In January, the Social Democrats, the Liberals and the Centre Party made a deal, resulting in the Social Democrats and Greens remaining in office but implementing a programme which is highly influenced by the liberals. The common rationale behind this deal has been the urgent need to keep right-wing extremism at bay. This rhetoric is echoed in the current election campaign. However, all parties – including the Sweden Democrats – predict a surge in support for exactly this political force, and the Swedish vote will most likely contribute to this. The latest polls show that if the election were to take place today the Sweden Democrats could get 20 percent of the vote, which is slightly more than they obtained in the 2018 general election. At the same time, the firmly pro-European Liberal party has fallen dramatically in the polls: there’s even a risk that they could obtain no seats at all. The Swedish newcomer in the 2014 European Parliament, Feminist Initiative, will almost certainly lose the one seat they gained.

Are there any truly European issues at stake in the public debate? Brexit has received continuous media coverage, as Sweden traditionally has strong trade relations with the UK, and has seen the Brits as important non-Euro allies. However, most reports, myopic at best, tend to treat the issue as nothing more than a slow-motion car crash, and it can’t be said that it’s had any real impact on the debate. In general, media interest in European issues is low, and so is knowledge about how the European Parliament actually works. On the other hand, discussions around the potential exclusion of Hungary’s Fidesz from the EPP did manage to strike a chord, and resulted in a fair amount of media attention towards European Parliament political groups in general.

In the end, right-wing populism and migration are issues that motivate people on all sides. But what about the third theme given priority by voters, climate change? Greta Thunberg is, after all, Swedish. Her school strike began, and continues, right outside the Swedish Parliament. Leaving aside an assessment of Greta’s specific role in this, there is no doubt that there is an increased appetite among voters for well-formed policies to deal with climate change. Candidates across the board, not just the Greens and the Left, are formulating proposals. Policies range from stopping sales in the EU of cars powered by fossil fuel, to promoting nuclear power.

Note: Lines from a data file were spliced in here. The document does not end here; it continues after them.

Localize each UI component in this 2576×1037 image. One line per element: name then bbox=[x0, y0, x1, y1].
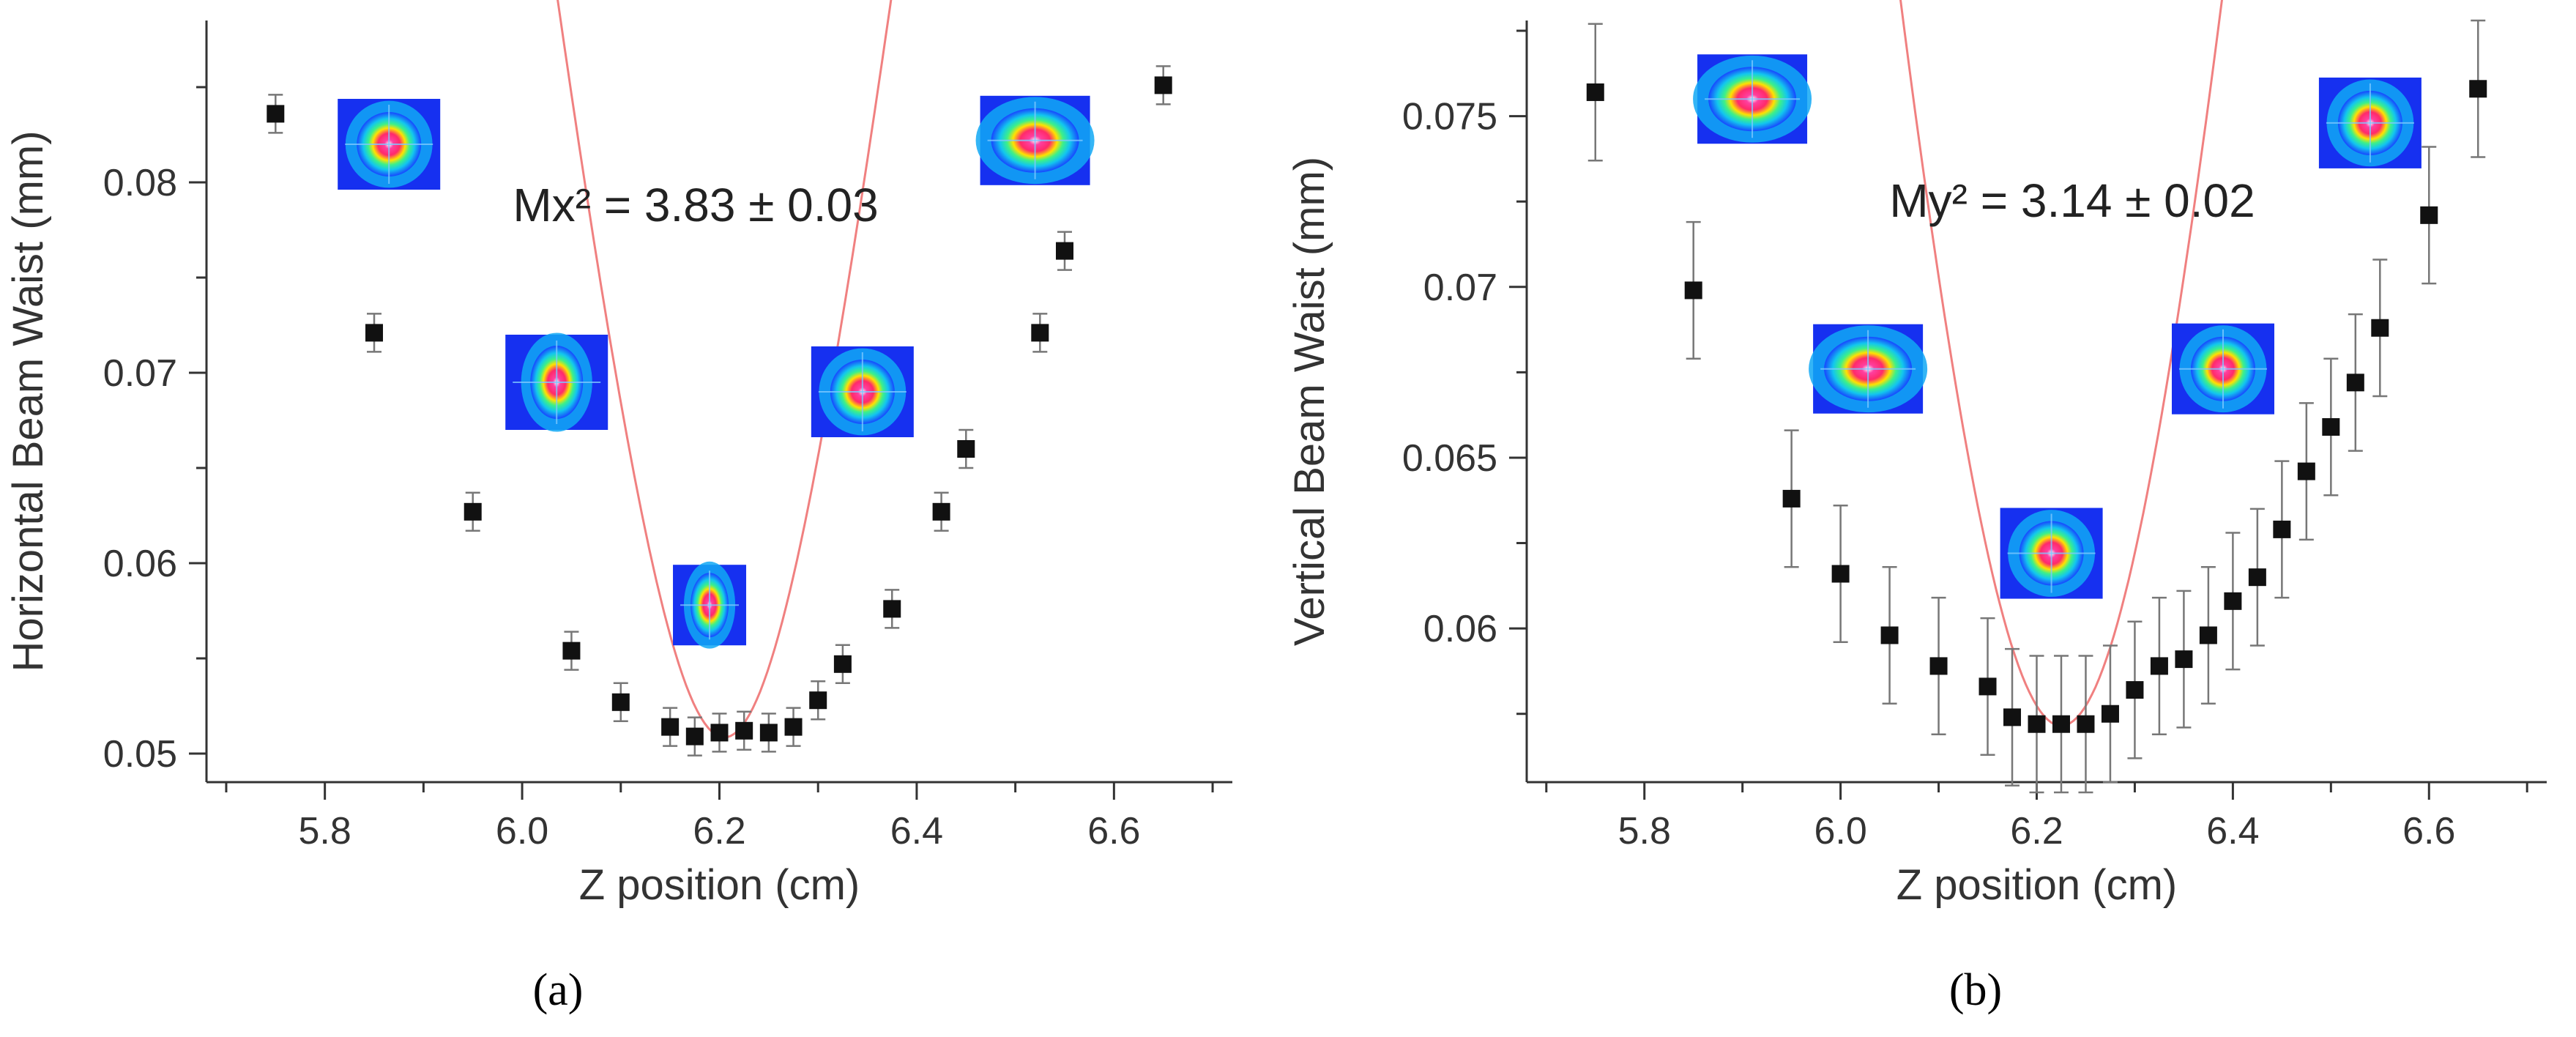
x-tick-label: 6.6 bbox=[2402, 810, 2455, 852]
data-point bbox=[267, 105, 285, 123]
data-point bbox=[365, 324, 384, 342]
x-tick-label: 5.8 bbox=[299, 810, 351, 852]
y-tick-label: 0.06 bbox=[1423, 608, 1497, 650]
data-point bbox=[2199, 626, 2217, 644]
data-point bbox=[735, 721, 753, 740]
data-point bbox=[685, 727, 704, 746]
x-tick-label: 6.4 bbox=[890, 810, 943, 852]
beam-profile-a-6.2 bbox=[673, 561, 747, 649]
data-point bbox=[2126, 681, 2144, 699]
x-tick-label: 5.8 bbox=[1618, 810, 1671, 852]
data-point bbox=[1586, 83, 1604, 101]
data-point bbox=[2469, 80, 2487, 98]
beam-profile-b-6.2 bbox=[2000, 508, 2103, 599]
data-point bbox=[883, 600, 901, 618]
data-point bbox=[464, 502, 482, 521]
data-point bbox=[784, 718, 803, 736]
data-point bbox=[2248, 568, 2266, 587]
data-point bbox=[1154, 76, 1172, 94]
y-tick-label: 0.065 bbox=[1402, 437, 1497, 480]
y-tick-label: 0.08 bbox=[103, 162, 177, 204]
data-point bbox=[2371, 319, 2389, 337]
data-point bbox=[2003, 708, 2022, 726]
x-axis-title: Z position (cm) bbox=[579, 861, 860, 909]
data-point bbox=[2028, 715, 2046, 733]
x-tick-label: 6.6 bbox=[1087, 810, 1140, 852]
data-point bbox=[759, 724, 778, 742]
data-point bbox=[2077, 715, 2095, 733]
data-point bbox=[611, 693, 630, 711]
data-point bbox=[1831, 565, 1850, 583]
x-tick-label: 6.2 bbox=[693, 810, 745, 852]
y-tick-label: 0.075 bbox=[1402, 96, 1497, 138]
data-point bbox=[1031, 324, 1049, 342]
data-point bbox=[932, 502, 950, 521]
x-tick-label: 6.2 bbox=[2010, 810, 2063, 852]
data-point bbox=[2273, 520, 2291, 538]
m-squared-annotation: My² = 3.14 ± 0.02 bbox=[1889, 174, 2255, 227]
beam-profile-a-5.8 bbox=[338, 99, 441, 190]
y-tick-label: 0.06 bbox=[103, 543, 177, 585]
data-point bbox=[1978, 677, 1997, 696]
data-point bbox=[2322, 417, 2340, 436]
data-point bbox=[710, 724, 729, 742]
data-point bbox=[1055, 242, 1073, 260]
data-point bbox=[1684, 281, 1702, 300]
data-point bbox=[2297, 462, 2315, 480]
chart-panel-b: 5.8 6.0 6.2 6.4 6.6 0.06 0.065 0.07 0.075 Z posit… bbox=[1286, 0, 2547, 1015]
y-tick-label: 0.07 bbox=[103, 352, 177, 395]
beam-profile-b-6.5 bbox=[2318, 77, 2421, 168]
x-axis-title: Z position (cm) bbox=[1896, 861, 2178, 909]
y-axis-title: Horizontal Beam Waist (mm) bbox=[4, 130, 52, 672]
data-point bbox=[2101, 705, 2119, 723]
data-point bbox=[562, 642, 581, 660]
beam-profile-b-6.0 bbox=[1809, 324, 1928, 414]
m-squared-annotation: Mx² = 3.83 ± 0.03 bbox=[513, 179, 878, 231]
data-point bbox=[2150, 657, 2168, 675]
data-point bbox=[1929, 657, 1948, 675]
beam-profile-b-5.9 bbox=[1693, 54, 1812, 144]
data-point bbox=[2224, 592, 2242, 610]
x-tick-label: 6.4 bbox=[2206, 810, 2259, 852]
data-point bbox=[2052, 715, 2070, 733]
panel-label-a: (a) bbox=[533, 965, 584, 1015]
panel-label-b: (b) bbox=[1949, 965, 2002, 1015]
x-tick-label: 6.0 bbox=[1814, 810, 1866, 852]
data-point bbox=[2420, 206, 2438, 224]
beam-profile-b-6.4 bbox=[2171, 323, 2274, 415]
beam-profile-a-6.0 bbox=[505, 332, 608, 432]
data-point bbox=[2175, 650, 2193, 669]
data-point bbox=[661, 718, 680, 736]
beam-profile-a-6.35 bbox=[811, 346, 914, 437]
data-point bbox=[1880, 626, 1899, 644]
chart-panel-a: 5.8 6.0 6.2 6.4 6.6 0.05 0.06 0.07 0.08 Z positio… bbox=[4, 0, 1232, 1015]
beam-profile-a-6.5 bbox=[975, 95, 1095, 185]
data-point bbox=[809, 691, 827, 710]
data-point bbox=[833, 655, 852, 673]
y-axis-title: Vertical Beam Waist (mm) bbox=[1286, 157, 1333, 646]
data-point bbox=[2346, 373, 2364, 392]
x-tick-label: 6.0 bbox=[496, 810, 548, 852]
y-tick-label: 0.07 bbox=[1423, 267, 1497, 309]
y-tick-label: 0.05 bbox=[103, 733, 177, 776]
data-point bbox=[957, 440, 975, 458]
data-point bbox=[1782, 489, 1801, 508]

Commentators note a general reluctance among most Swedish parties to introduce a CO2 tax at the European level – mainly due to the widespread fear of extending EU powers to new domains. Nonetheless, what we are currently witnessing may be the long overdue politicization of the climate issue: already recognised across the political spectrum, it is now developing a right-left dimension. Neither scientists, activists, voters, nor Greta Thunberg herself, will, however, be satisfied with the pace at which these developments are proceeding.